Thanks for the heads up DJW!

Cheers,


----------



## damianjwalker (Feb 17, 2009)

TDTD, you did the right thing. I was told it would dry as hard as epoxy.

Luckily the job is for a "lower end" builder who is a framer not a painter and doesn't know the difference between "hard and soft" paint. We had to add felt pads to the cabinet doors to kept them from sticking and any cleaner harsher than simple green takes the paint right off!

I know I should have tried it out first, but I did not (another lesson learned)

Atleast this might save others on this board from making the same mistake


----------



## BrushJockey (Mar 15, 2009)

I wonder if BM's "advance" is similar- I heard from the paint store that it is a longer dry to recoat and also cure than reg oil. What's the point?


----------



## graypaint (Aug 28, 2010)

BrushJockey said:


> I wonder if BM's "advance" is similar- I heard from the paint store that it is a longer dry to recoat and also cure than reg oil. What's the point?


I used B Moore's Advance a couple weeks ago & had similar problems. It seemed to flow out nice from the brush, but it sagged worse than a rookie putting on thin oil. Plus, the can said Low Lustre, but it was a full-on semi-gloss. Not impressed. I prefer Satin Impervo oil, and a close second is Satin Impervo Waterborne. Forget Advance.


----------



## BrushstrokesInc. (Jun 15, 2009)

I used SW ProClassic wb alkyd on some cabinets after I primed with problock. I had no problems with the Proclassic, it sprayed nice and hardened up too.


----------



## Wolfgang (Nov 16, 2008)

Not everything that is "free" is good for your business. Cant count the number of freebies I've turned down over the years because I felt it wouldnt be a good fit for my business. Not to say there havent been a few I passed on that I later tried and liked.


----------



## mickey (Jul 7, 2009)

*pro classic spray yes, brush no !*



Brushstrokes said:


> I used SW ProClassic wb alkyd on some cabinets after I primed with problock. I had no problems with the Proclassic, it sprayed nice and hardened up too.

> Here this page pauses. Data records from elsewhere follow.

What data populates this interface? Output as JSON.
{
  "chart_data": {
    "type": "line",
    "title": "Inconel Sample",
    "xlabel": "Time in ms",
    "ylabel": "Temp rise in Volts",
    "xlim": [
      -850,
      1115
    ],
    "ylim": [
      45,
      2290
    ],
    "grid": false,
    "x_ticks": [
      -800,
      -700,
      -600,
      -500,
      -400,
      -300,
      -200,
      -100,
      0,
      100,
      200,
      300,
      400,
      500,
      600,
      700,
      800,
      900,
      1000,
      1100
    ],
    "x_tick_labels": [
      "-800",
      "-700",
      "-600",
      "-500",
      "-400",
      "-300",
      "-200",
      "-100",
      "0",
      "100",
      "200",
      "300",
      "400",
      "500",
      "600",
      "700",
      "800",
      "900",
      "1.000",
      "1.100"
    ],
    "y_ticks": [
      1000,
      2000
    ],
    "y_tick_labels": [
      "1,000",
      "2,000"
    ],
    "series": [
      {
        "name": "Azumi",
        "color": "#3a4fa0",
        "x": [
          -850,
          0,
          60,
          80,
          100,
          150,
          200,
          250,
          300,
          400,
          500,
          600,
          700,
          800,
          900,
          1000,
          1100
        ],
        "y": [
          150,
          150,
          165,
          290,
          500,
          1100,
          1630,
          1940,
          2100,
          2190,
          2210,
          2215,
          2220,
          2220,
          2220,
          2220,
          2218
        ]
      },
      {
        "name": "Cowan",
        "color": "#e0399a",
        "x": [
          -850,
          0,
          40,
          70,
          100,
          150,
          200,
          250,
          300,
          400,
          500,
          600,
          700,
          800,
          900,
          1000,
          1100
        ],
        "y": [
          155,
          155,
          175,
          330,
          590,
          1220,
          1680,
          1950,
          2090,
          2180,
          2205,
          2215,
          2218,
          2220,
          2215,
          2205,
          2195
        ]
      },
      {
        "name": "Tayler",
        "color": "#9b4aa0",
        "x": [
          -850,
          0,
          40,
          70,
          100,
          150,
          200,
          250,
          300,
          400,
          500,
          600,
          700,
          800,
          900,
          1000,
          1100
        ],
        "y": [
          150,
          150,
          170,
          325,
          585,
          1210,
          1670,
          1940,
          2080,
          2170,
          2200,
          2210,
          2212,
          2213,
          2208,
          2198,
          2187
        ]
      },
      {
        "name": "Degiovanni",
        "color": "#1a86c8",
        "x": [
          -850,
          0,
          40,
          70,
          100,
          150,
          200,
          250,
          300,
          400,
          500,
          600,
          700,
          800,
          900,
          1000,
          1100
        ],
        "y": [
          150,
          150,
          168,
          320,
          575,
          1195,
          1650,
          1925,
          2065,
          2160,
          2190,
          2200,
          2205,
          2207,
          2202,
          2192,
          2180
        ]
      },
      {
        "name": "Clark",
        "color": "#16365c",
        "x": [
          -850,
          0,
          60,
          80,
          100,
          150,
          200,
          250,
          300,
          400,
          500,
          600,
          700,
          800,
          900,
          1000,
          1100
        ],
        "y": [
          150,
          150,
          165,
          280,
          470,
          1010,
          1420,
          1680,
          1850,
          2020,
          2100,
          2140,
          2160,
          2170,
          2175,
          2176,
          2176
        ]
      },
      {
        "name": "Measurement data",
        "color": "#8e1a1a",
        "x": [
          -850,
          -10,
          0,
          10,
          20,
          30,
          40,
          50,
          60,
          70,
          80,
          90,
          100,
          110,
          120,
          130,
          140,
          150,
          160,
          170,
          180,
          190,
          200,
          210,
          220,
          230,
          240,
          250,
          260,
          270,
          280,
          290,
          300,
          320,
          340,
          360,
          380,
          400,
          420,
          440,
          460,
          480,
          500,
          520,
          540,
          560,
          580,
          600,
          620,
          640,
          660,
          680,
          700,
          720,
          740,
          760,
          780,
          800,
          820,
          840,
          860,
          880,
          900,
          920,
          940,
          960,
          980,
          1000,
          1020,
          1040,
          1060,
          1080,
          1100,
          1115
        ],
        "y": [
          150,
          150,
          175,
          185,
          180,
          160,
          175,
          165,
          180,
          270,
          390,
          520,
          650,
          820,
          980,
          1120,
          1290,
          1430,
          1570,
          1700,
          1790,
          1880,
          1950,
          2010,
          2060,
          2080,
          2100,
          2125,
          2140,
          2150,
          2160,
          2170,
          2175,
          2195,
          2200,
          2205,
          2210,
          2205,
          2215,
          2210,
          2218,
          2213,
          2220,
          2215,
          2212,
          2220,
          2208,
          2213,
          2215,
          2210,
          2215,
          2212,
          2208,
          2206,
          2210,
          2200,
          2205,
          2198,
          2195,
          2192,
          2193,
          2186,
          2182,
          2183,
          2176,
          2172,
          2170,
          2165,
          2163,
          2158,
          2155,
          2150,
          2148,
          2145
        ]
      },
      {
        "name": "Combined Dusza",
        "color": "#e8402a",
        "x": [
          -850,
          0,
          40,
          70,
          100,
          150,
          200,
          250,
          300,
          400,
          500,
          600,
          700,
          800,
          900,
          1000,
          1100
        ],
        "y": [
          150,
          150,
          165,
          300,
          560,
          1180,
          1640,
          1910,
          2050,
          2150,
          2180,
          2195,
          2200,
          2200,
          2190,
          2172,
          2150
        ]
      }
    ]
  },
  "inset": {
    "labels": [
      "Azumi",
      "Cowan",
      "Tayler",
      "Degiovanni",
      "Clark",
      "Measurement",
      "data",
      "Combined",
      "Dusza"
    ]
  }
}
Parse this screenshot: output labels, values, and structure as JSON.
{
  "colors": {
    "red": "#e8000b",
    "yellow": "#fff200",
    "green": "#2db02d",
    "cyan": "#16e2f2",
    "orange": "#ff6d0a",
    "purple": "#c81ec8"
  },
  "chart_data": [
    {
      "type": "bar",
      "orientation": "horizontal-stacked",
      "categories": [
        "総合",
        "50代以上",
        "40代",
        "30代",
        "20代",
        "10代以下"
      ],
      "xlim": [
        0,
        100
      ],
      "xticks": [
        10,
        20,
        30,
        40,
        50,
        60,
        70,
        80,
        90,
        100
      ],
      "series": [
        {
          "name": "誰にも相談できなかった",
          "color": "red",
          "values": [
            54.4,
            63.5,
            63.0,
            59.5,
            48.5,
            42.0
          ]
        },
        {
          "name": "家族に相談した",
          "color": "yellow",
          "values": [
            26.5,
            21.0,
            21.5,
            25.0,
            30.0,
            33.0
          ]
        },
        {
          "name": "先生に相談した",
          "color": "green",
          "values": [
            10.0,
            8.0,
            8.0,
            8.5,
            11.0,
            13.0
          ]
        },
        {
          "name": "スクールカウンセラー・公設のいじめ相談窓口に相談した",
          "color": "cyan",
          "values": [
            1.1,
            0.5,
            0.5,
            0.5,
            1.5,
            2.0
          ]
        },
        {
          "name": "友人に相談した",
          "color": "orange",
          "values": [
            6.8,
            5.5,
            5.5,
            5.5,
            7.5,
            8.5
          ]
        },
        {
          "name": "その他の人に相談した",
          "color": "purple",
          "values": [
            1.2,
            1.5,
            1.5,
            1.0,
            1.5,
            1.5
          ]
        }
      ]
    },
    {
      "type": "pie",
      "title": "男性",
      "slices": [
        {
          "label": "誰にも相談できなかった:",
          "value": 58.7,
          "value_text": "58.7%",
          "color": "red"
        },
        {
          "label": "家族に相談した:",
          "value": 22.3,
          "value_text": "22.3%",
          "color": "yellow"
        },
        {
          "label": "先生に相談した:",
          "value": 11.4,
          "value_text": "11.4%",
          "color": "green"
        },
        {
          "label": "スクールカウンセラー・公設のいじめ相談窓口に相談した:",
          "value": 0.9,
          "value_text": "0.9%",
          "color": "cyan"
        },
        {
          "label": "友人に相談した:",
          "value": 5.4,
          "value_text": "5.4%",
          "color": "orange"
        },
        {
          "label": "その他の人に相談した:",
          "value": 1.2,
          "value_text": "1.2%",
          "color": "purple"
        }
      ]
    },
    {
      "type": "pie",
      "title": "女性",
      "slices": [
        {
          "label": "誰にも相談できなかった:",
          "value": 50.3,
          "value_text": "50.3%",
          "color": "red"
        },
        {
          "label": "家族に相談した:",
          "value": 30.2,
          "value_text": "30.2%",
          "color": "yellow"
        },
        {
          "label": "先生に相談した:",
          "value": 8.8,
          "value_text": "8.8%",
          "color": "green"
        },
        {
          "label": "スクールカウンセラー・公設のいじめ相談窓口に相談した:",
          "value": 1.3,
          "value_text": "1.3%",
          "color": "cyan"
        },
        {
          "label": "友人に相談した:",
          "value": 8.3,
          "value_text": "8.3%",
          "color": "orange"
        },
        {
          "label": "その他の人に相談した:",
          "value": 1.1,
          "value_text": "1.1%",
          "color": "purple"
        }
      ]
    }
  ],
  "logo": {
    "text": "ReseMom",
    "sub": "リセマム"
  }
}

I agree pro classic looks great and hardens up nicely when sprayed,just don t attempt to brush or roll it, its like a completely different product if you do.


----------



## lakesidepainting (Sep 29, 2010)

yea and ive even had to clean up brushes with mineral spirits kinda defeats the purpose


----------



## Kade (Sep 26, 2010)

Did any of your sales reps or store managers tell you that you must spray this using a fine finish tip? If you sprayed without one, that was more than likely the problem.


----------



## Painting Away (Mar 1, 2010)

I have used the waterborne alykd and I have sprayed and used with brush and as long as you use a extender when brushing it worked great for me. I have alway used proclassic oil and when they introduced the waterborne I decided to try - it dragged with the brush reeeeeaaaal bad but as soon as I added the extender(not the nasty exender in the orange bottle) it worked great. Of course the shine is not like the oil but wil do the trick when you need a product that will need the second coat asap.

By the way don't be stingy on the extender


----------



## Paradigmzz (May 5, 2010)

I think this thread is a repeat. I gave my ten cents on another thread about it but here is my mini-recap. 
I like the waterborne alkyd, i like the 200 over the proclassic though. It definitely has a learning curve, but it dries hard as nails for me. Its not epoxy but a good alternative to oil. Faster than oil, slower than latex. Clean-up is a pisser, but sandability of oil without shredding under the heat of a palm sander is a plus. (Then again, don't make runs and this isn't an issue.) 

Get used to it boys, cause oil is on its way out. But if you never use oil, whats it matter anyways?


----------



## tntpainting (Apr 3, 2008)

proclassic is good but it goes on like elmers glue w/out using an extender havent really tryed the 200 thinki will next time i need it


----------



## St. Louis Painter (Jun 22, 2013)

*Never this particular product, but...*

I have used the Proclassic and was pleasantly surprised. At first the surprise was rather unpleasant since I asked for the traditional oil based Proclassic alkyd. For some reason that is still a mystery, they sold me two gallons of the waterborne. 
The error only became apparent once we proceeded to spread the product with two fairly new ox hair brushes. Unfortunately, the job was under a huge time constraint and the trim was the last thing on the agenda in this particular room. So I swallowed my disgust, and having already primed all the trim due to the homeowner being a heavy smoker, we went with the waterborne. 

I was not crazy about the coverage, though we were able to second coat much sooner than with an oil. The brush strokes were very minimal, as it turned out. Had some difficulty with sags and runs appearing after 10 minutes of application, but the brushed out fine with minimal frustration. We used very soft bristle brushes.. the absolute softest we had. 

The final product was a hit with the homeowner. So we may go this route again under the right circumstances. A word to the wise... as with any waterborne finish, previously oil based coatings need to be primed with a bond coat for full adhesion. The fact that it is alkyds apparently means nothing when applying over previously oil based finishes.

As a post script, my local Sherwin Williams replaced our two ox hair brushes at no cost.


----------